Class IndexCluster

  • All Implemented Interfaces:
    Serializable
    Direct Known Subclasses:
    DocumentalCluster, LexicalCluster

    public abstract class IndexCluster
    extends Index
    An abstract index cluster. An index cluster is an index exposing transparently a list of local indices as a single global index. A cluster usually is generated by partitioning an index lexically or documentally, but nothing prevents the creation of hand-made clusters.

    Note that, upon creation of an instance, the main index key of all local indices is set to that instance.

    An index cluster is defined by a property file. The only properties common to all index clusters are localindex, which can be specified multiple times (order is relevant) and contains the URIs of the local indices of the cluster, and strategy, which contains the filename of a serialised ClusteringStrategy.
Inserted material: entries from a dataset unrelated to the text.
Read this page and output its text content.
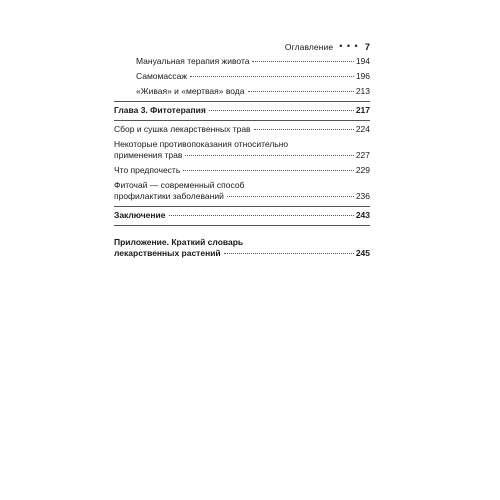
Оглавление • • • 7
Мануальная терапия живота	194
Самомассаж	196
«Живая» и «мертвая» вода	213
Глава 3. Фитотерапия	217
Сбор и сушка лекарственных трав	224
Некоторые противопоказания относительно
применения трав	227
Что предпочесть	229
Фиточай — современный способ
профилактики заболеваний	236
Заключение	243
Приложение. Краткий словарь
лекарственных растений	245
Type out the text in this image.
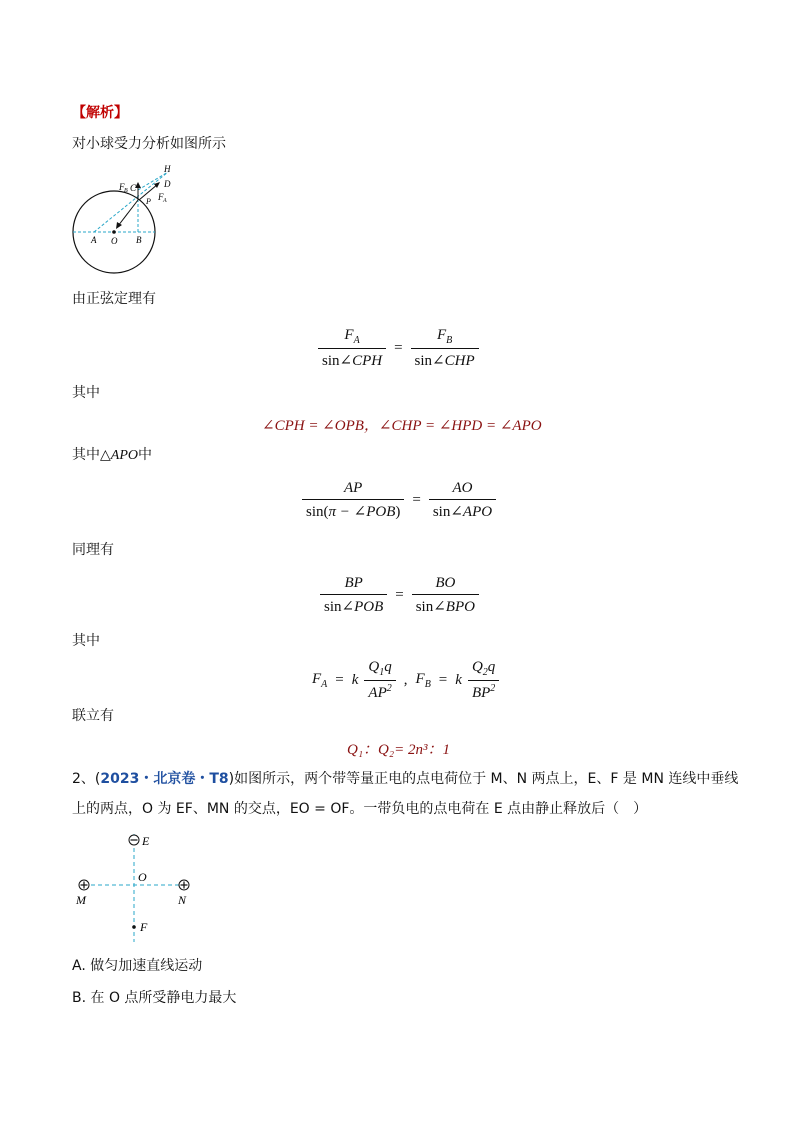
【解析】
对小球受力分析如图所示
H
D
F B C
P F A
A O B
由正弦定理有
$\frac{F_A}{\text{sin∠CPH}} = \frac{F_B}{\text{sin∠CHP}}$
其中
∠CPH = ∠OPB，∠CHP = ∠HPD = ∠APO
其中△APO中
$\frac{AP}{\text{sin(π − ∠POB)}} = \frac{AO}{\text{sin∠APO}}$
同理有
$\frac{BP}{\text{sin∠POB}} = \frac{BO}{\text{sin∠BPO}}$
其中
$F_A = k \frac{Q_1q}{AP^2}$ , $F_B = k \frac{Q_2q}{BP^2}$
联立有
Q₁：Q₂= 2n³：1
2、(2023・北京卷・T8)如图所示，两个带等量正电的点电荷位于 M、N 两点上，E、F 是 MN 连线中垂线
上的两点，O 为 EF、MN 的交点，EO = OF。一带负电的点电荷在 E 点由静止释放后（　）
E
O
M	N
F
A. 做匀加速直线运动
B. 在 O 点所受静电力最大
The indices will be loaded using Index.getInstance(CharSequence,boolean,boolean), so there is no restriction on the URIs that can be used (e.g., you can cluster a set of remote indices).

    Alternatively, the property strategyclass can be used to specify a class name (the class will be loaded using MG4JClassParser, so you can omit the package if the class is in MG4J). The class must provide a constructor with a signature like that of ChainedLexicalClusteringStrategy(Index[], BloomFilter[])).

    If you plan to use global document sizes (e.g., for BM25 scoring) you will need to load them explicitly using the property Index.UriKeys.SIZES, which must specify a size file for the whole collection. If you are clustering a partitioned index, this is usually the original size file.

    Optionally, an index cluster may provide Bloom filters to reduce useless access to local indices that do not contain a term. The filters have the standard extension BLOOM_EXTENSION.

    This class exposes a static factory method that uses the indexclass property to load the appropriate implementing subclass; Bloom filters are loaded automatically.

    See Also:
    Serialized Form
    • Field Detail

      • STRATEGY_DEFAULT_EXTENSION

        public static final String STRATEGY_DEFAULT_EXTENSION
        The default extension of a strategy.
        See Also:
        Constant Field Values
      • BLOOM_EXTENSION

        public static final String BLOOM_EXTENSION
        The default extension for Bloom term filters.
        See Also:
        Constant Field Values
      • localIndex

        protected final Index[] localIndex
        The local indices of this cluster.
      • termFilter

        protected final BloomFilter<Void>[] termFilter
        An array of Bloom filter to reduce index access, or null.
    • Constructor Detail

      • IndexCluster

        protected IndexCluster​(Index[] localIndex,
                               BloomFilter<Void>[] termFilter,
                               int numberOfDocuments,
                               int numberOfTerms,
                               long numberOfPostings,
                               long numberOfOccurrences,
                               int maxCount,
                               Payload payload,
                               boolean hasCounts,
                               boolean hasPositions,
                               TermProcessor termProcessor,
                               String field,
                               IntBigList sizes,
                               Properties properties)